CHAPTER LXIII.
In the trouble that had fallen upon him, Norman de Vere quite forgot Lord Stuart and his sister, the guests whom he was soon to receive at Verelands, or he would have written to them of all that had happened during his trip to New York and since his return to Jacksonville.
But, half crazed with trouble and anxiety, the young man could remember nothing except that his dear mother lay upon a sick, perhaps death-bed, and that his darling wife and child had gone into a most impenetrable exile, hounded from home and love by the most fiendish plot the brain of a wicked woman ever devised. While duty held him chained to his mother’s side, he had committed to a clever detective the task of tracing Sweetheart, and every moment a prayer went up from his heart that she might soon be found. That she could no longer be his—that Camille’s life had thrust their lives apart—he realized, but that a home must be provided for Sweetheart and the child, he felt imperatively necessary. If Heaven spared his mother’s life, she would go and live with them, he knew, and for himself nothing remained but to denounce Camille for the murder of Robert Lacy—to denounce her and doom her to the solitude of the prison cell. The murder had been committed so long ago that she would not be hung for it, he knew. Time, and the fact that she was a woman, would both be in her favor. Southern juries were chivalrous, too. He recalled all this with satisfaction, for bitterly as Camille had wronged him and his, the man’s heart shrunk at thought of the vengeance he must take on the fair, faulty creature who had once been his wife, for whom he had felt a boy’s delirious passion.

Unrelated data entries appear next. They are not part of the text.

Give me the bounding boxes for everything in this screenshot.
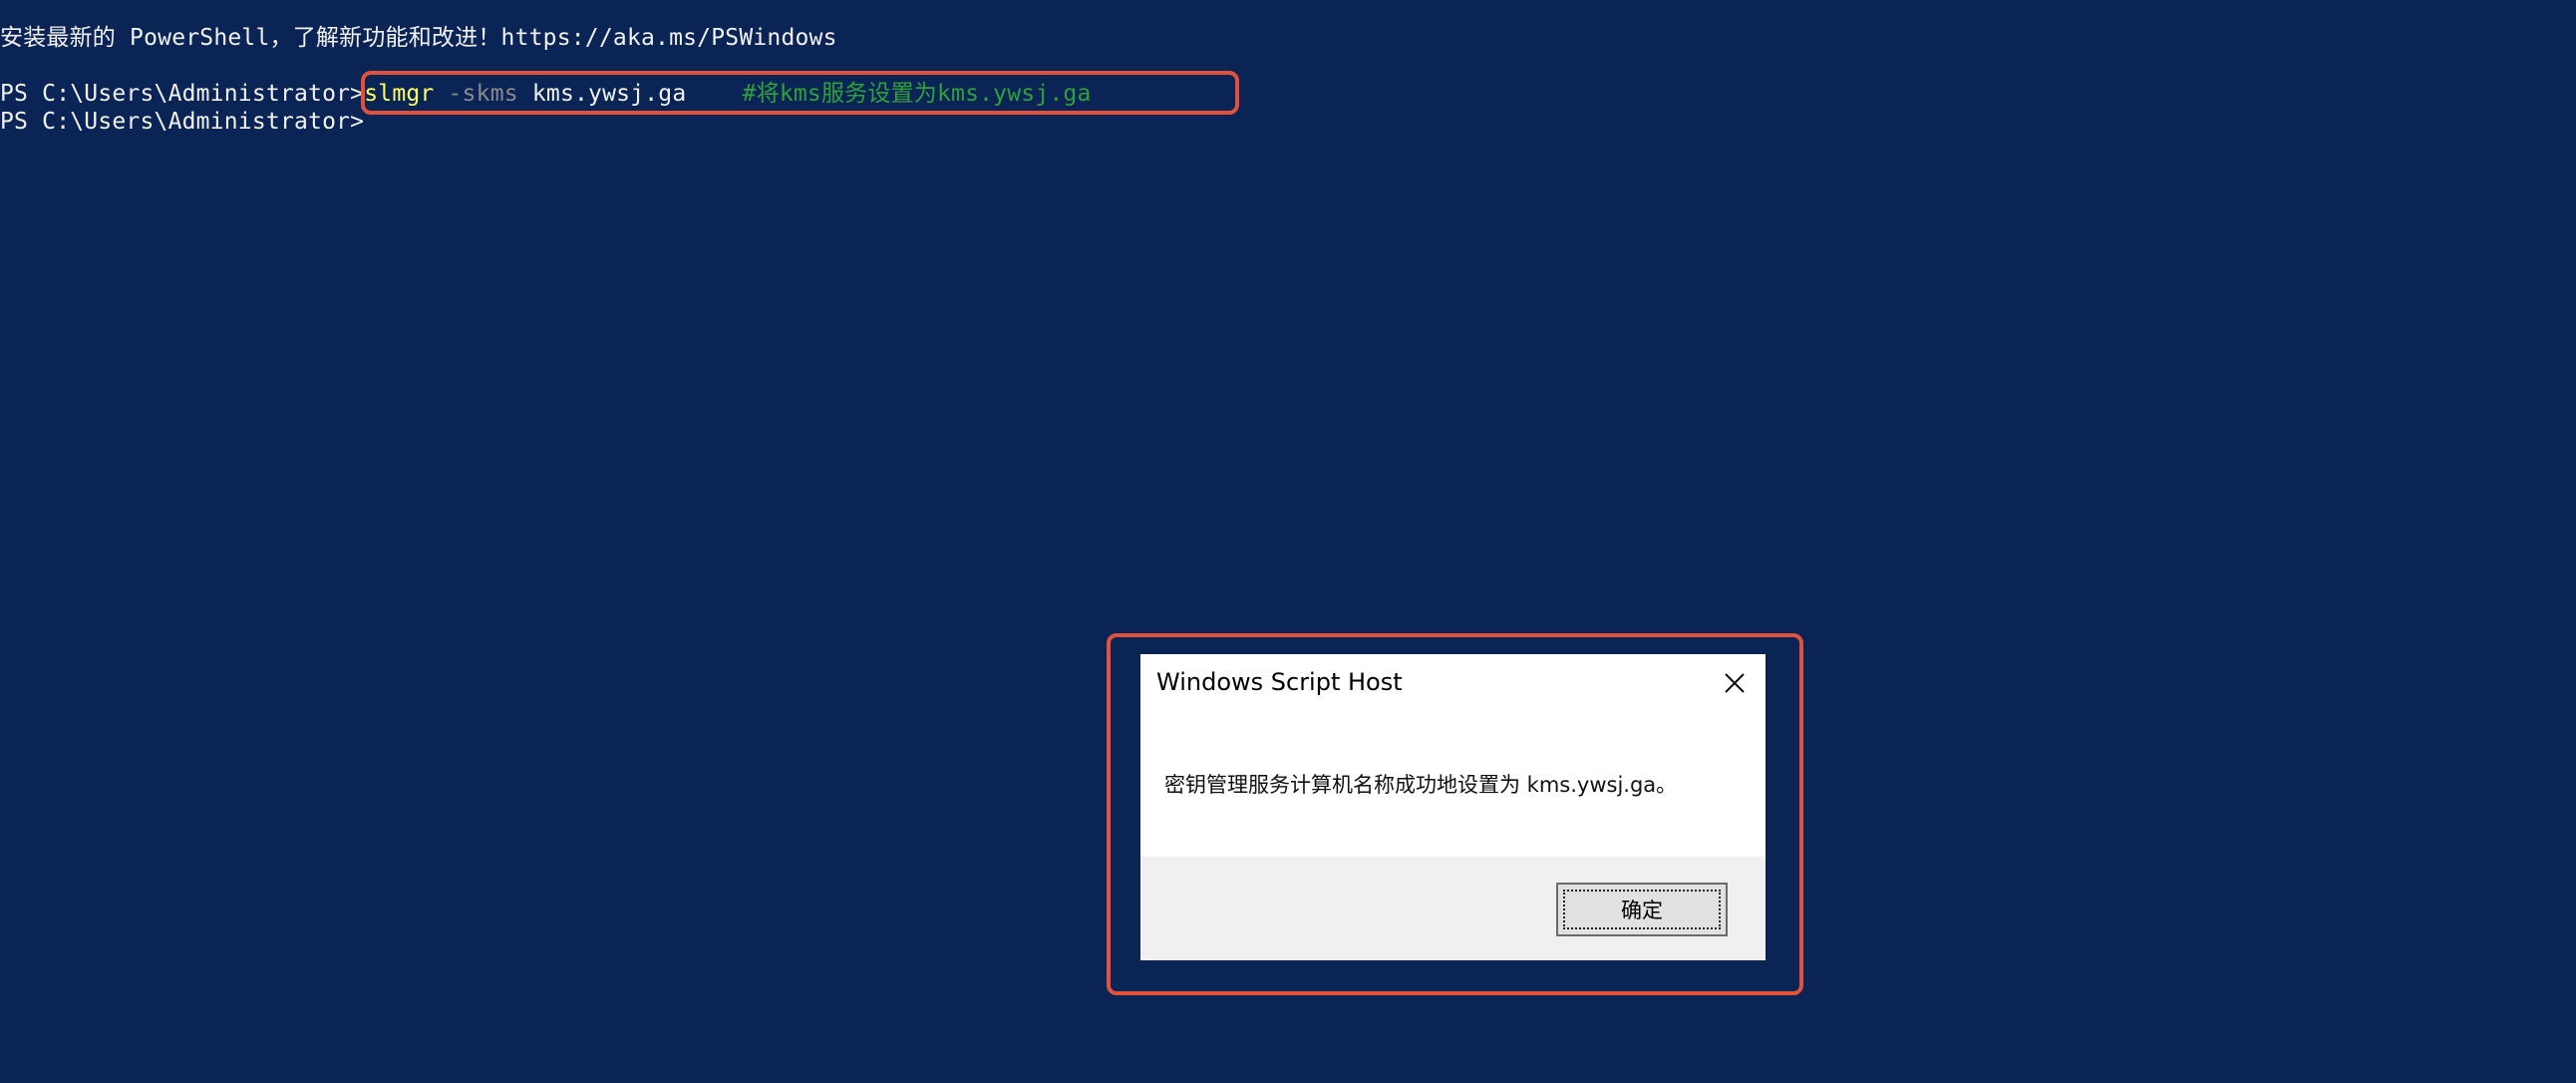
command-highlight-box <box>361 71 1239 115</box>
terminal-prompt: PS C:\Users\Administrator> <box>0 81 365 107</box>
terminal-prompt: PS C:\Users\Administrator> <box>0 109 365 135</box>
terminal-banner: 安装最新的 PowerShell，了解新功能和改进！https://aka.ms… <box>0 25 837 51</box>
terminal-prompt-line[interactable]: PS C:\Users\Administrator> <box>0 108 364 136</box>
dialog-highlight-box <box>1107 633 1803 995</box>
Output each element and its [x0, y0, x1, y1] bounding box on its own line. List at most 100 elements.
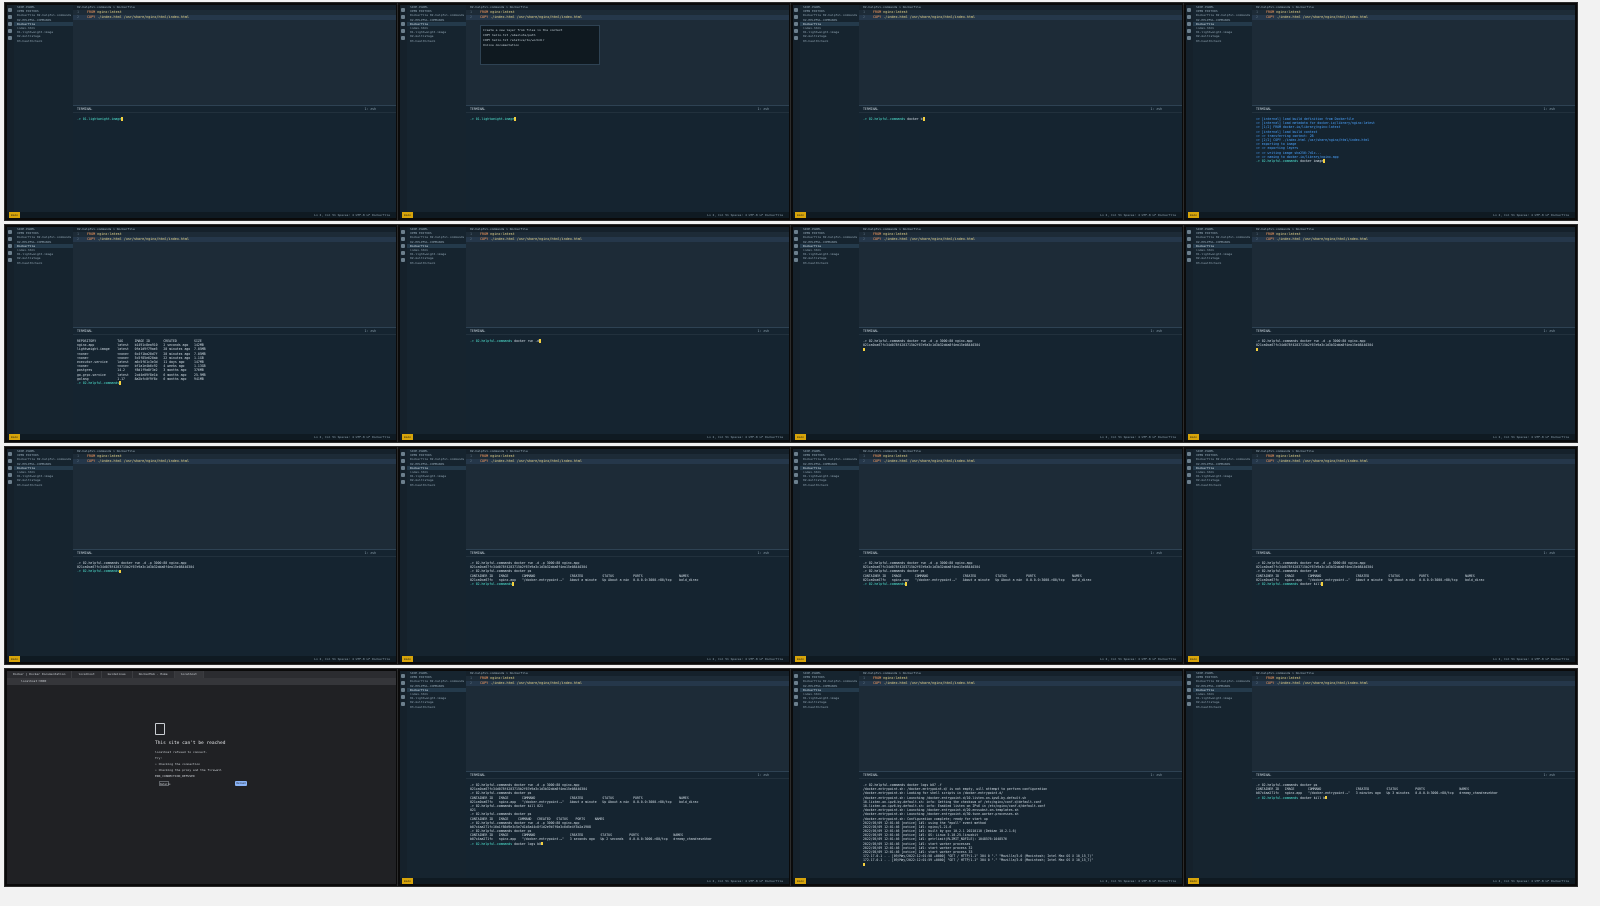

“But I can not spare her if I would, for she has rushed madly, recklessly upon her fate. For Sweetheart’s sake, for our child’s sake, this guilty woman must be placed behind prison bars. Then the law will free me forever from her hated claim, and the marriage ceremony shall make Sweetheart once more my own,” he thought. But while his mother lay ill he made no effort to molest Camille in her triumphant occupation of Verelands. His anxiety over his loved ones tortured him too cruelly.
Meantime, the days rolled by, and Lord Stuart and Lady Edith Moreland left New York for Jacksonville. They did not think it necessary to write or telegraph to their friends, still carrying out their fancy for surprising Sweetheart.
Lady Edith was as eager and joyous as a child when they took a carriage at the station to drive to Verelands.
“Dear child, I know she will be so happy to see me again!” she exclaimed, excitedly; and her brother looked in surprise and delight at her charming, animated face, which was flushed to a soft, roseate color, while her dark-blue eyes sparkled with feeling.
“You look like a girl again, Edith,” he said, admiringly.
“Nonsense!” she laughed. Then she added, with a pensive glance: “Why, I am old enough to be Thea’s mother and her child’s grandmother. I wish I were!” and tears sprung to her gentle eyes.
“You will have to adopt them as such,” Lord Stuart said, lightly; but he put his arm around her, and soothed her tenderly as though she were a child, and presently their carriage was stopping at the white gates of beautiful Verelands.
“Just a few more minutes, and I shall see her. Oh, what happiness!” Lady Edith cried, with the eagerness of a child.
“If she should be out calling or driving, I do not see how you could bear the shock of disappointment, Edith,” her brother said, good-humoredly.
“Alan Arthur would be at home anyhow, so I should amuse myself with him till his pretty mamma returned,” she replied, gayly, as he handed her out of the carriage; and they entered the white gates, within which they were destined to meet such a terrible disappointment.